Agnès Nilufer Kefeli, Becoming Muslim in Imperial Russia. Conversion, Apostasy, and Literacy, Cornell University Press, 2014. Au cours du 19e siècle, dans la région de la Volga, des milliers de Tatars chrétiens appelés Kräshens (« baptisés ») réclamèrent aux autorités impériales d’être officiellement reconnus comme musulmans, en dépit des lois sur l’apostasie et le risque d’arrestation, de déportation ou d’exil. Pourquoi ces hommes et femmes ont-ils choisi d’abandonner en masse et publiquement le christianisme orthodoxe, religion du tsar et des autorités impériales, pour l’islam sunnite ?

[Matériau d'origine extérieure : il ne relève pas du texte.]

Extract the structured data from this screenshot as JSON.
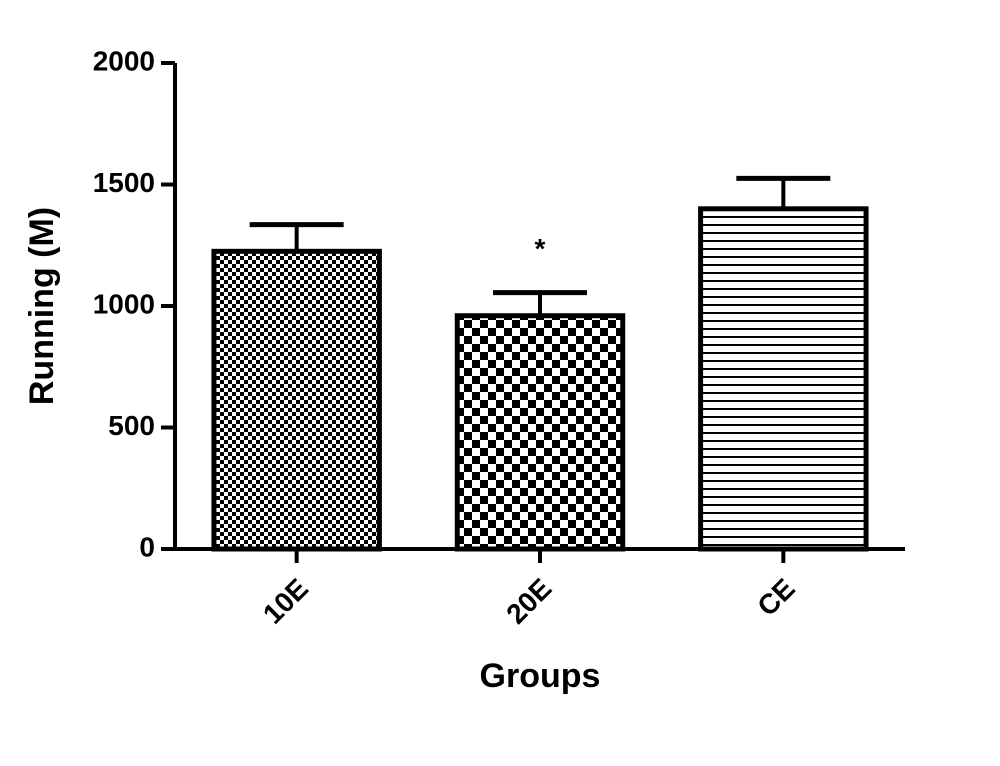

Le terme « apostasie » exprime le point de vue de l’Eglise orthodoxe. Chez les historiens, ces événements ont fait l’objet d’interprétations diverses. Les historiens tatars du 20e siècle considéraient l’islam comme une composante essentielle de l’identité nationale tatare ; pour eux, ces apostasies étaient en réalité un retour à l’islam car les Kräshens étaient les descendants de Tatars musulmans. Ces derniers, qui avaient été victimes de conversions forcées aux 16e et 18e siècles, auraient été christianisés seulement en surface. Une autre approche insiste sur la connotation politique des apostasies : de Krachens au 19e siècle : elles auraient exprimé une protestation anticoloniale, dirigée contre l’empire russe « prison des peuples ». Plus récemment, ce mouvement a été interprété comme l’expression des tensions entre l’État russe, promoteur de la religion orthodoxe, et une paysannerie non-russe qui aurait ainsi défié le pouvoir impérial. Pour Agnès Kefeli, ces scénarios présentent le défaut d’essentialiser les appartenances religieuses (en supposant par exemple que « l’islam » se serait maintenu clandestinement chez les Kräshens, sans changement, au fil des générations) ou de donner une explication purement séculière à une situation religieuse complexe. Exploitant un riche ensemble de sources en tatar et en russe, elle expose dans Becoming Muslim in Imperial Russia (2014) le résultat de ses recherches, centrées sur les modes d’expression et de diffusion de l’islam auprès des populations de la Moyenne Volga au 19e siècle, le défi posé aux autorités russes par l’avancée de l’islamisation, et les constructions identitaires opposées qui émergèrent de cette période [1].

Christianisation et construction impériale (16e-18e siècles)
Intégrée dans l’empire russe depuis qu’Ivan le Terrible, tsar de 1547 à 1584, avait conquis le khanat de Kazan en 1552-1556, la région de la Volga se caractérisait par sa variété ethnique : les Tatars et les Tchouvaches turcophones cohabitaient avec les Mordves, Maris et Oudmourtes, ethnies finno-ougriennes arrivées précédemment. Les affiliations religieuses ne recouvraient pas entièrement les appartenances ethniques : les Tatars étaient en majorité musulmans mais certains professaient le christianisme, de même que la plupart des Tchouvaches, Maris et Oudmourtes, dont certains groupes, par ailleurs, restaient attachés aux pratiques animistes anciennes, éventuellement mêlées aux pratiques chrétiennes.